Dichomeris praevacua

Scientific classification
- Kingdom: Animalia
- Phylum: Arthropoda
- Class: Insecta
- Order: Lepidoptera
- Family: Gelechiidae
- Genus: Dichomeris
- Species: D. praevacua
- Binomial name: Dichomeris praevacua Meyrick, 1922

= Dichomeris praevacua =

- Authority: Meyrick, 1922

Species of moth

Dichomeris praevacua is a moth in the family Gelechiidae. It was described by Edward Meyrick in 1922. It is found in Shanghai, China.

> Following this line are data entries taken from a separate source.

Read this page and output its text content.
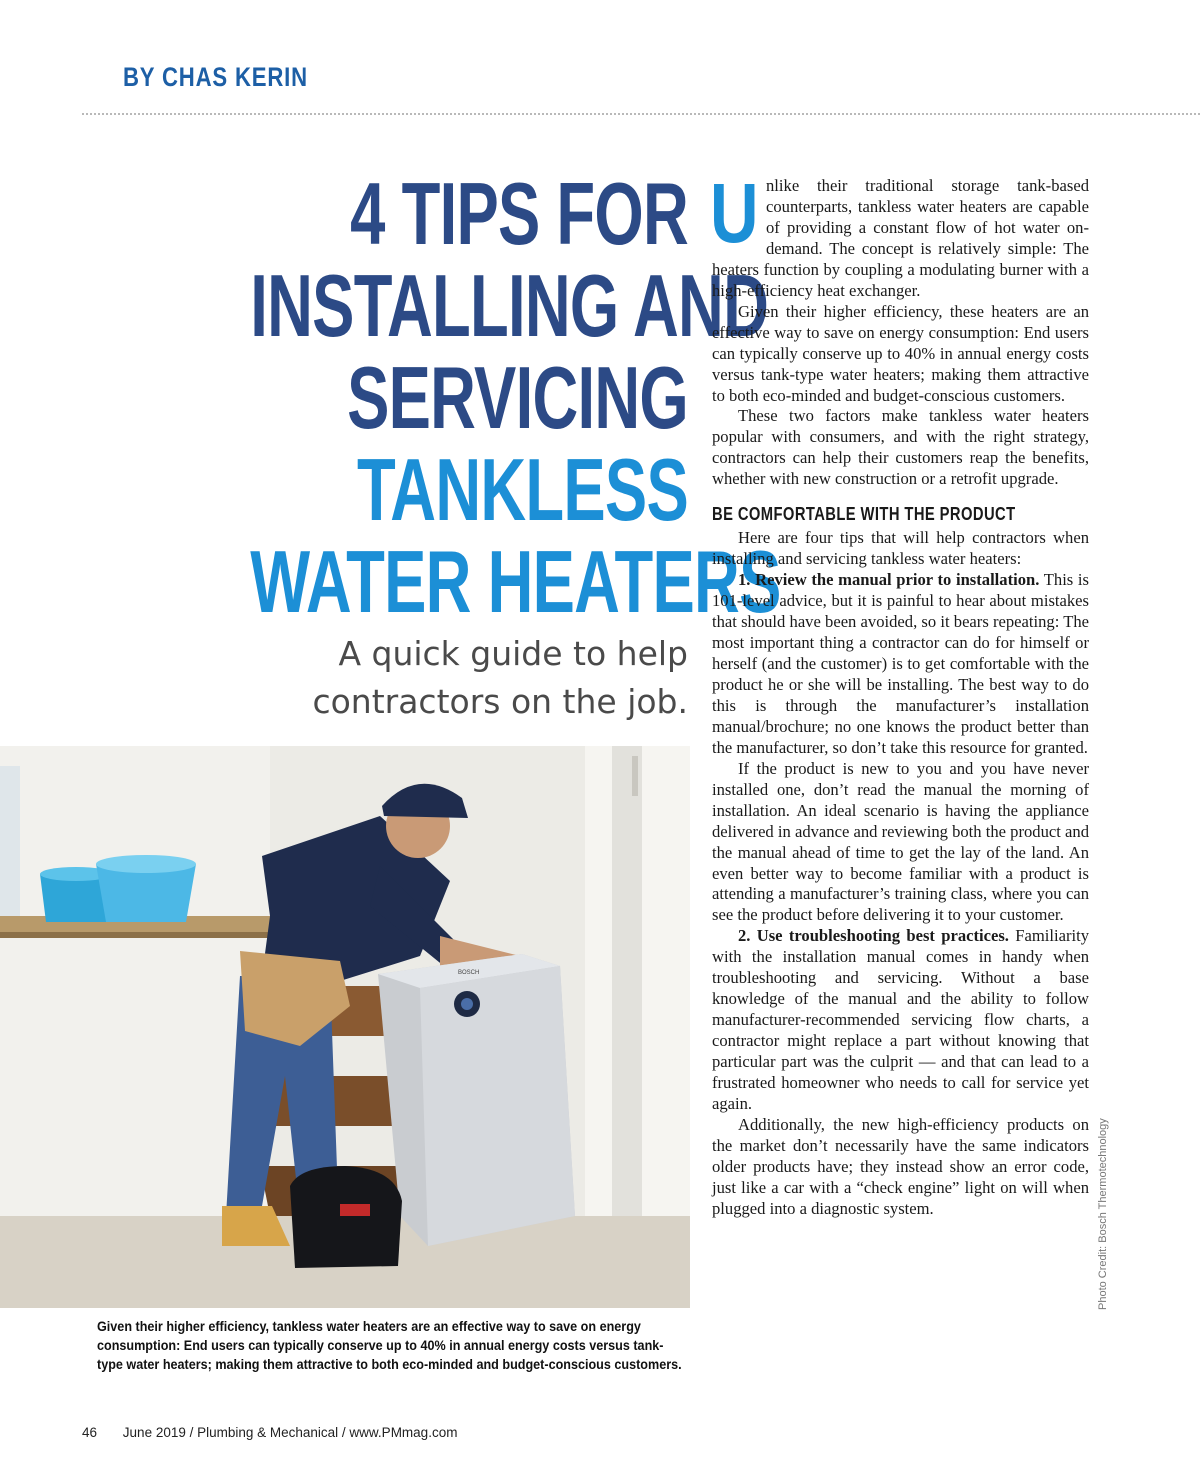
BY CHAS KERIN
4 TIPS FOR
INSTALLING AND
SERVICING
TANKLESS
WATER HEATERS
A quick guide to help
contractors on the job.
BOSCH
Given their higher efficiency, tankless water heaters are an effective way to save on energy consumption: End users can typically conserve up to 40% in annual energy costs versus tank-type water heaters; making them attractive to both eco-minded and budget-conscious customers.
Photo Credit: Bosch Thermotechnology

Unlike their traditional storage tank-based counterparts, tankless water heaters are capable of providing a constant flow of hot water on-demand. The concept is relatively simple: The heaters function by coupling a modulating burner with a high-efficiency heat exchanger.

Given their higher efficiency, these heaters are an effective way to save on energy consumption: End users can typically conserve up to 40% in annual energy costs versus tank-type water heaters; making them attractive to both eco-minded and budget-conscious customers.

These two factors make tankless water heaters popular with consumers, and with the right strategy, contractors can help their customers reap the benefits, whether with new construction or a retrofit upgrade.

BE COMFORTABLE WITH THE PRODUCT

Here are four tips that will help contractors when installing and servicing tankless water heaters:

1. Review the manual prior to installation. This is 101-level advice, but it is painful to hear about mistakes that should have been avoided, so it bears repeating: The most important thing a contractor can do for himself or herself (and the customer) is to get comfortable with the product he or she will be installing. The best way to do this is through the manufacturer’s installation manual/brochure; no one knows the product better than the manufacturer, so don’t take this resource for granted.

If the product is new to you and you have never installed one, don’t read the manual the morning of installation. An ideal scenario is having the appliance delivered in advance and reviewing both the product and the manual ahead of time to get the lay of the land. An even better way to become familiar with a product is attending a manufacturer’s training class, where you can see the product before delivering it to your customer.

2. Use troubleshooting best practices. Familiarity with the installation manual comes in handy when troubleshooting and servicing. Without a base knowledge of the manual and the ability to follow manufacturer-recommended servicing flow charts, a contractor might replace a part without knowing that particular part was the culprit — and that can lead to a frustrated homeowner who needs to call for service yet again.

Additionally, the new high-efficiency products on the market don’t necessarily have the same indicators older products have; they instead show an error code, just like a car with a “check engine” light on will when plugged into a diagnostic system.

46 June 2019 / Plumbing & Mechanical / www.PMmag.com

The wingspan is about 16 mm. The forewings are pale ochreous yellow, the costa with a short dark fuscous streak on the base, then shortly strigulated with dark fuscous to a spot of dark grey irroration (sprinkles) at three-fourths. The dorsal edge is slightly speckled with grey and there are cloudy dark fuscous dots above and below the fold at one-fourth the upper posterior. The stigmata are blackish, the plical rather obliquely before the first discal and there is some slight grey irroration from the costal spot at three-fourths to a similar spot on the dorsum opposite. There is also an irregular streak of dark grey suffusion along the termen, thickest near the apex, sometimes black marked on the terminal edge. The hindwings are light grey, paler and thinly scaled towards the base.